Universities should take tips on customer service from the retail industry and install Ikea-style suggestion boxes to encourage more students to complain.
The suggestion was made by a marketing lecturer at Northumbria University, who said more had to be done to overcome cultural barriers and encourage foreign students to air their grievances.
David Hart, who interviewed 150 East Asian students to find out how they complain, said universities must be open to criticism if they want to maintain the lucrative flow of students from overseas.
His study, carried out as part of his PhD, found that students from China and other East Asian countries are shedding their inhibitions about complaining.
Dr Hart argues that this development is down to the large sums of money they pay to study in the UK, the fact they are shelling out more than their British peers, and the risks they take travelling thousands of miles to attend universities here.
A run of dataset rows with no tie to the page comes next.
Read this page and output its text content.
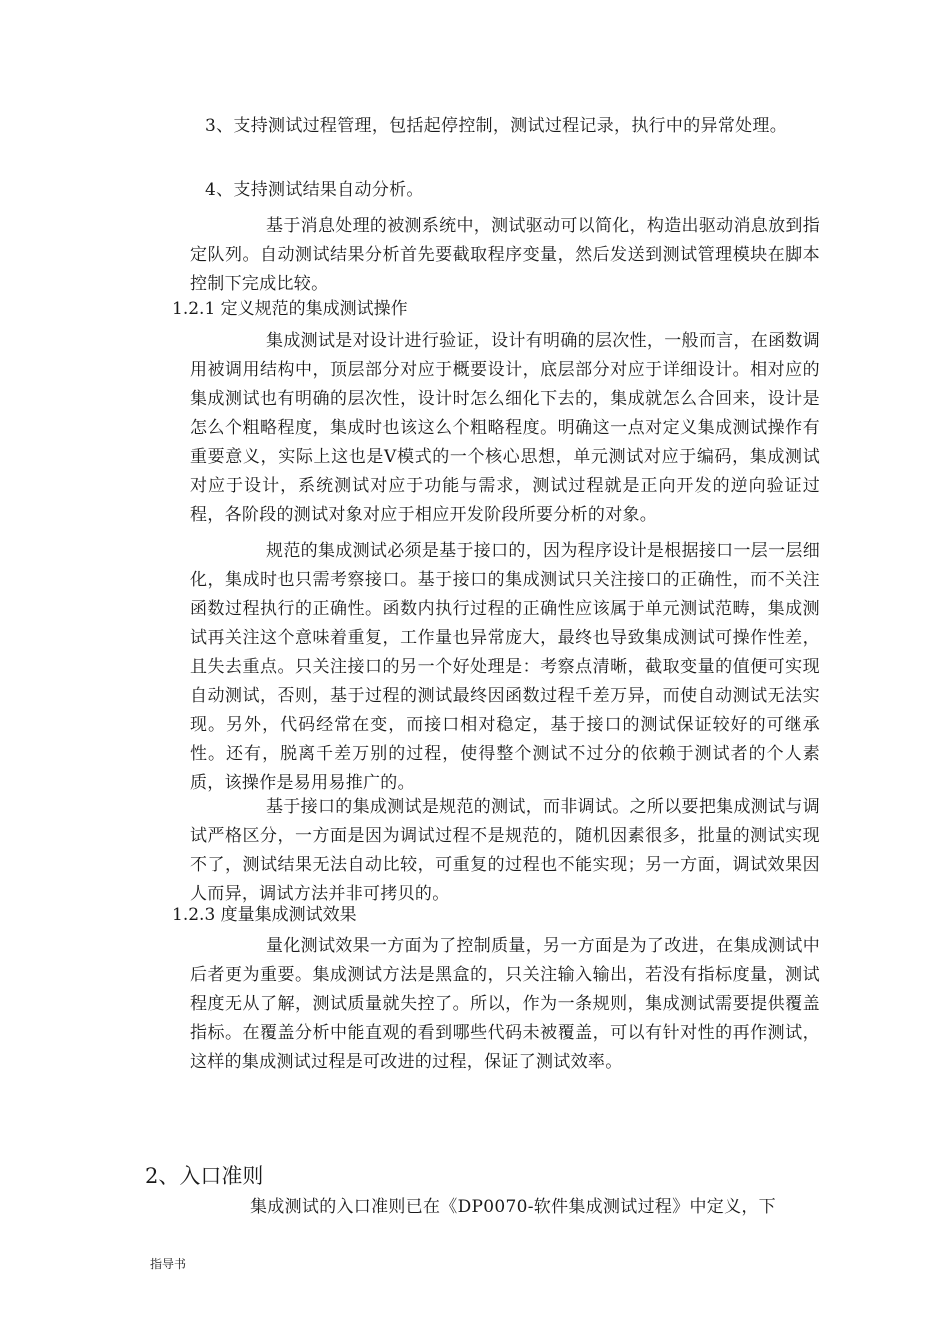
3、支持测试过程管理，包括起停控制，测试过程记录，执行中的异常处理。

4、支持测试结果自动分析。

基于消息处理的被测系统中，测试驱动可以简化，构造出驱动消息放到指定队列。自动测试结果分析首先要截取程序变量，然后发送到测试管理模块在脚本控制下完成比较。

1.2.1 定义规范的集成测试操作

集成测试是对设计进行验证，设计有明确的层次性，一般而言，在函数调用被调用结构中，顶层部分对应于概要设计，底层部分对应于详细设计。相对应的集成测试也有明确的层次性，设计时怎么细化下去的，集成就怎么合回来，设计是怎么个粗略程度，集成时也该这么个粗略程度。明确这一点对定义集成测试操作有重要意义，实际上这也是V模式的一个核心思想，单元测试对应于编码，集成测试对应于设计，系统测试对应于功能与需求，测试过程就是正向开发的逆向验证过程，各阶段的测试对象对应于相应开发阶段所要分析的对象。

规范的集成测试必须是基于接口的，因为程序设计是根据接口一层一层细化，集成时也只需考察接口。基于接口的集成测试只关注接口的正确性，而不关注函数过程执行的正确性。函数内执行过程的正确性应该属于单元测试范畴，集成测试再关注这个意味着重复，工作量也异常庞大，最终也导致集成测试可操作性差，且失去重点。只关注接口的另一个好处理是：考察点清晰，截取变量的值便可实现自动测试，否则，基于过程的测试最终因函数过程千差万异，而使自动测试无法实现。另外，代码经常在变，而接口相对稳定，基于接口的测试保证较好的可继承性。还有，脱离千差万别的过程，使得整个测试不过分的依赖于测试者的个人素质，该操作是易用易推广的。

基于接口的集成测试是规范的测试，而非调试。之所以要把集成测试与调试严格区分，一方面是因为调试过程不是规范的，随机因素很多，批量的测试实现不了，测试结果无法自动比较，可重复的过程也不能实现；另一方面，调试效果因人而异，调试方法并非可拷贝的。

1.2.3 度量集成测试效果

量化测试效果一方面为了控制质量，另一方面是为了改进，在集成测试中后者更为重要。集成测试方法是黑盒的，只关注输入输出，若没有指标度量，测试程度无从了解，测试质量就失控了。所以，作为一条规则，集成测试需要提供覆盖指标。在覆盖分析中能直观的看到哪些代码未被覆盖，可以有针对性的再作测试，这样的集成测试过程是可改进的过程，保证了测试效率。

2、入口准则

集成测试的入口准则已在《DP0070-软件集成测试过程》中定义，下

指导书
However, they are more likely to complain in writing to avoid face-to-face confrontations, and still harbour fears that doing so could result in their tutors marking them down.
A frequent source of complaints by students from East Asia was contact hours, he said.
They are often used to 30 hours of supervised study a week in their own countries, far more than they usually get here, despite the high fees they pay, Dr Hart said.
The study also analysed how they prefer to make their complaints known.
It concluded that students from China were most comfortable putting their criticisms in writing.
"In China in particular, lecturers have such high status that approaching them and being critical is very much a no-no," Dr Hart said.
"One option to get around this might be an anonymous suggestion box, although clearly how appropriate that is depends on the nature of the problem.
"But there's a need for greater clarity, so perhaps we could learn from the world of retail."
With the UK higher education sector increasingly reliant on fee income from overseas students, Dr Hart said universities should take his findings seriously.
"There are approximately 70,000 East Asian students in the UK, and we are increasingly in competition with other English-speaking countries to keep hold of them.
"There's a need to understand how they react to bad experiences," he said.